3316 Long-Term DBS for Obsessive Compulsive Disorder: Promise, Progress, and Pitfalls

Friday, February 18, 2011: 9:30 AM
146A (Washington Convention Center )
Benjamin Greenberg , Brown University Medical School, Providence, RI
DBS of the ventral capsule/ventral striatum (VC/VS) for otherwise treatment- intractable OCD, a therapy which originated in Belgium in 1998, began in the US in 2001. The FDA approved its humanitarian use in 2009. That approval was based in part on open-label pilot data from from three US centers (Butler Hospital/Brown Medical School, Cleveland Clinic, University of Florida). The original pilot patients have now been followed for up to eight years after implantation. Those longer-term data suggest that, once obtained, therapeutic effects of VC/VS DBS were generally sustained during continuing stimulation. Typically, symptoms improved from the “very severe” to “moderate” range, paralleled by gains in daily functioning. Long-term outcomes are important in understanding risks, benefits, and burdens of these intensive treatments.  About one-third of DBS patients no longer received  simulation three-plus years after implantation. Therapeutic benefit was broadly similar to that seen after lesion procedures, although ablations and DBS impose different risks and burdens. Patients whose OCD symptoms were primarily based in avoidance of harm seemed to benefit most. Improvements in co-occurring depression and non-OCD related anxiety preceded the maximal improvement in OCD symptoms. Conversely, worsening in depression and nonspecific anxiety usually preceded OCD worsening when DBS was interrupted. As for lesion procedures, patients were able to benefit from exposure-based psychotherapies after DBS began when they could not do so before surgery. All of these clinical observations shaped our hypotheses that behavioral phenotypes, and brain circuits, related to fear, avoidance of fear, and also rewarding experiences are important in the therapeutic response to neurosurgery for OCD. This is the focus of ongoing translational research by our collaborative group, supported by the National Institute of Mental Health, which we expect will lead to improved surgical targets and stimulation methods.
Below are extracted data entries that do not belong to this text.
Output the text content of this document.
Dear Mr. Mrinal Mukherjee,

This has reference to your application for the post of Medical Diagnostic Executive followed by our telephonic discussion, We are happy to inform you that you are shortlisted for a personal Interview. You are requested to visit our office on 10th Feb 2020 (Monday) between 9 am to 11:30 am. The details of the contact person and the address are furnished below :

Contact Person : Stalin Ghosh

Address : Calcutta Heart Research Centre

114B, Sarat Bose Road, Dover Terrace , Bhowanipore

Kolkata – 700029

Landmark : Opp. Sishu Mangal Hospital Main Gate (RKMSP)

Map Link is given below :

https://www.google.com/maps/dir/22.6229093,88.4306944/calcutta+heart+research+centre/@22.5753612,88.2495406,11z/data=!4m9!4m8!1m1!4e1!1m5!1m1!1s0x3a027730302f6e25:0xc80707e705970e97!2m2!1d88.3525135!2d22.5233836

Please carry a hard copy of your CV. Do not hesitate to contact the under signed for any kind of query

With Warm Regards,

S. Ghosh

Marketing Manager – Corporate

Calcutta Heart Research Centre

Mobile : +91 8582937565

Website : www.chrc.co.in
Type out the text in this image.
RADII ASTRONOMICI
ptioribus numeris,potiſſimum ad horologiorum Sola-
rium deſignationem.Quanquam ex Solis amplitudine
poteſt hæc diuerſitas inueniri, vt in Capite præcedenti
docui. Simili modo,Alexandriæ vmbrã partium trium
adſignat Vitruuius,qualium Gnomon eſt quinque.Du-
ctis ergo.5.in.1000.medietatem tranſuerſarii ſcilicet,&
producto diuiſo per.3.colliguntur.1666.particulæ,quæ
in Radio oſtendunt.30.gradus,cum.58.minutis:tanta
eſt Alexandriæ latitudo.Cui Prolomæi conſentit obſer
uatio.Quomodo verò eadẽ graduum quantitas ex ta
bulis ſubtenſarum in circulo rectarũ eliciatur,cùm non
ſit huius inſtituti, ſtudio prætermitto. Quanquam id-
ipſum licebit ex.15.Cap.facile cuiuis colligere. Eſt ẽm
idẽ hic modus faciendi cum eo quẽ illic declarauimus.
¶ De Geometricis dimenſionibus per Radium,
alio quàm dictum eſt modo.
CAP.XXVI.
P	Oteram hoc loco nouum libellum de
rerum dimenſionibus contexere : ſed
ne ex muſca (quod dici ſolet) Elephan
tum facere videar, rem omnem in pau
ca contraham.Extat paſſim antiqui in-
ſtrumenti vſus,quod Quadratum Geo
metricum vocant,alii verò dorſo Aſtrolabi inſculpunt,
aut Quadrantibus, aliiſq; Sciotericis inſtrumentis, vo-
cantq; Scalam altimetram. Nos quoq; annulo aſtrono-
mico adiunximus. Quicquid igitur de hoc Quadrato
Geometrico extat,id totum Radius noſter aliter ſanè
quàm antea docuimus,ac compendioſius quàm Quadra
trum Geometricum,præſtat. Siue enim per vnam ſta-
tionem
Clinically, long-term data, with larger patient groups are essential to optimizing patient selection and management for current OCD surgeries. Our ongoing controlled clinical trial of DBS for OCD, also supported by the NIMH, will help in obtaining such data. But creation of a national/international data registry, suggested by ourselves, other investigators, and the NIMH is essential to realize the promise of this field.